Wakeing up the server from my windows 10 installation using wol.exe with the command
wol.exe 123456abcdef
But when I use the switch in the app, the log viewer shows the following:
2019-12-14 07:24:54.512 [INFO ] [nhab.binding.wol.internal.WolBinding] - Wake-on-LAN packet sent [broadcastIp=myserver.lan, macaddress=123456abcdef]
==> /var/log/openhab2/events.log <==
2019-12-14 07:24:54.521 [vent.ItemStateChangedEvent] - House_Server_Lan changed from OFF to ON
For me this looks not so wrong, but the server just doesn’t wake up…
Can you help me, what I’m doing wrong? Also when I try to suspend it again, the command doesn’t seem to work. But systemctl suspend is the command I use on debian based openmediavault to send it to hibernate.
Hello Udo,
thanks a lot. Now it works and after your post and re-reading the official documentation (https://www.openhab.org/addons/bindings/wol1/) it is clear now, what they meant. I thought they were talking about not to use the OpenHab2 ip… Sorry for that.
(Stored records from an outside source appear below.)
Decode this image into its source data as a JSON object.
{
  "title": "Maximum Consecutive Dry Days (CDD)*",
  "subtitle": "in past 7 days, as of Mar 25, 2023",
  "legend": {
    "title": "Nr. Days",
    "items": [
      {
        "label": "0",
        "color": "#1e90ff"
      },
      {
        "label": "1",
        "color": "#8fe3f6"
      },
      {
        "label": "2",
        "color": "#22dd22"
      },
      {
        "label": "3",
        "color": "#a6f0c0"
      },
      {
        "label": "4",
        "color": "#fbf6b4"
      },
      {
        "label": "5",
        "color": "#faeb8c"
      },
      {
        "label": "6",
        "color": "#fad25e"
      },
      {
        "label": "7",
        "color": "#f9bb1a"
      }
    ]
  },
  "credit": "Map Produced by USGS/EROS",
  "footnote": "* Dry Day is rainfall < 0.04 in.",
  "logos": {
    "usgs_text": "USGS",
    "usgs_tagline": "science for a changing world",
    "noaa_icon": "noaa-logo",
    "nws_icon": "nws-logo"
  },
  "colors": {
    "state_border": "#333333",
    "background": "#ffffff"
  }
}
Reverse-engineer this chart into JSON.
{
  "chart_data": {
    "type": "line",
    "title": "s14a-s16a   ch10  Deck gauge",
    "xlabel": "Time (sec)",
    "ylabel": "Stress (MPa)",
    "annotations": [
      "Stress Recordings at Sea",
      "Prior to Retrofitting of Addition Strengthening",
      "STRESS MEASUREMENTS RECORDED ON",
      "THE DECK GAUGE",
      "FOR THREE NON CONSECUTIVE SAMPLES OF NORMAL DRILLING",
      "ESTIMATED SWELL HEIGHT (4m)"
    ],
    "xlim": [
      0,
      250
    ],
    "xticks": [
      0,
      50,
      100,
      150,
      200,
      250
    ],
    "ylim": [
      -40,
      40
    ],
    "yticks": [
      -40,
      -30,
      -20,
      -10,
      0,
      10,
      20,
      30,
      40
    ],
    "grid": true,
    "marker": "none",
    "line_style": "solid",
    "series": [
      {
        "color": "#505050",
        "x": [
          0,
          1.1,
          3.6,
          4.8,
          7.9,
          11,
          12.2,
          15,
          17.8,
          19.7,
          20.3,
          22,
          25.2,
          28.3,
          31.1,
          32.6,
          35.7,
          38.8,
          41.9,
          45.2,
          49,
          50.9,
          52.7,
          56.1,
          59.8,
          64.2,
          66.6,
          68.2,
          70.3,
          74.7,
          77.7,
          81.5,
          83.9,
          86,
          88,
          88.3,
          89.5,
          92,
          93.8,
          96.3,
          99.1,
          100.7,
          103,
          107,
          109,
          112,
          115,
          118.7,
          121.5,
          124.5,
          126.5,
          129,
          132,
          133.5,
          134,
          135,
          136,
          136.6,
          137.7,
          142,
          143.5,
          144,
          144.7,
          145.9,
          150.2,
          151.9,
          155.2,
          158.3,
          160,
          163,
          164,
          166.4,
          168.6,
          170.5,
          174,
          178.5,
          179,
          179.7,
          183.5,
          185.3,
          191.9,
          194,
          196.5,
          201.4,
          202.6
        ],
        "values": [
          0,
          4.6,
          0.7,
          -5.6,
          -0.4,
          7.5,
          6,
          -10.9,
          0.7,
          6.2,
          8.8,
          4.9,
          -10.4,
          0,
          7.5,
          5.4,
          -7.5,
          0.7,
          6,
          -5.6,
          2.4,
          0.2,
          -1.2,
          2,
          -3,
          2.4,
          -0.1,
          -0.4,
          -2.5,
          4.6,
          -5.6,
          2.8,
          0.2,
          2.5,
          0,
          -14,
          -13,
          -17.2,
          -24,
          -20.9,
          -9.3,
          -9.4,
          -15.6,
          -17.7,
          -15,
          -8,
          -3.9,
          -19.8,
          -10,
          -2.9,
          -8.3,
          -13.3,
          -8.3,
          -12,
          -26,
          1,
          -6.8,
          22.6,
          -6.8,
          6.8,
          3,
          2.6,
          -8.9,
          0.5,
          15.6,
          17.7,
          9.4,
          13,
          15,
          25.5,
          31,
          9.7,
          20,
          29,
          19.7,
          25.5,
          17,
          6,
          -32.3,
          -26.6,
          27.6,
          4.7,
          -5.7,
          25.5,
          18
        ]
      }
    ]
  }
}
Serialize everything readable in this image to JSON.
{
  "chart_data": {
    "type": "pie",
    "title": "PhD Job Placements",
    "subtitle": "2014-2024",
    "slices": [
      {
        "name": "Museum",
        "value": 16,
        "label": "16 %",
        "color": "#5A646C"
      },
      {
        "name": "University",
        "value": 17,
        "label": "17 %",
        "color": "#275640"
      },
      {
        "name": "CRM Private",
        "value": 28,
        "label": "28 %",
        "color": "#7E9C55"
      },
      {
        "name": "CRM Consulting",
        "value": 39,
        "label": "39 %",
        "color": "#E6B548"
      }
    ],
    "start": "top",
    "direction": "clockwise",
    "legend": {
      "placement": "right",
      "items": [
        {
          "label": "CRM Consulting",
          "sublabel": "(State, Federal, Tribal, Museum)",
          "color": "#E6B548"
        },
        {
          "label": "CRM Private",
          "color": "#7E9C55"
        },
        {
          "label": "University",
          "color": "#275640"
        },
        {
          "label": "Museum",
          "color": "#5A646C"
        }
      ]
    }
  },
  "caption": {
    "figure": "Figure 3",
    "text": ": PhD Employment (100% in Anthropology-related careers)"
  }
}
Thanks also for your hint regarding the exec. This didn’t and doesn’t work, too. The official documentation uses the \\ and I thought this masking would be necessary.
Nevertheless, also with \ it doesn’t work. Is there a possibility to find out, why it doesn’t work? What exactly is executed? The logging only tells me
2019-12-14 16:21:11.508 [ome.event.ItemCommandEvent] - Item 'House_Server_Lan' received command OFF
2019-12-14 16:21:11.520 [vent.ItemStateChangedEvent] - House_Server_Lan changed from ON to OFF
Your Item has an Exec binding version 1 configuration. Have you installed exec1?
You can type your command on the karaf console to see if it works.
You can use a temporary rule to call your exec action and inspect results.
rule "try exec"
when
Item House_Server_Lan received command OFF
then
val String results = executeCommandLine("systemctl suspend \\192.168.0.2", 5000)
logInfo("Exec", results)
end
@rossko57: I installed the exec binding right now and will try to make it run with the new syntax.
@Udo_Hartmann: Not exactly this command. I thought it was part of the exec to execute it against the given ip. Just as the shutdown command with ip parameter.
As far as I saw on the wiki page of the exec binding, it could be possible to connect to the server via ssh and then run the systemctl suspend command on the server directly.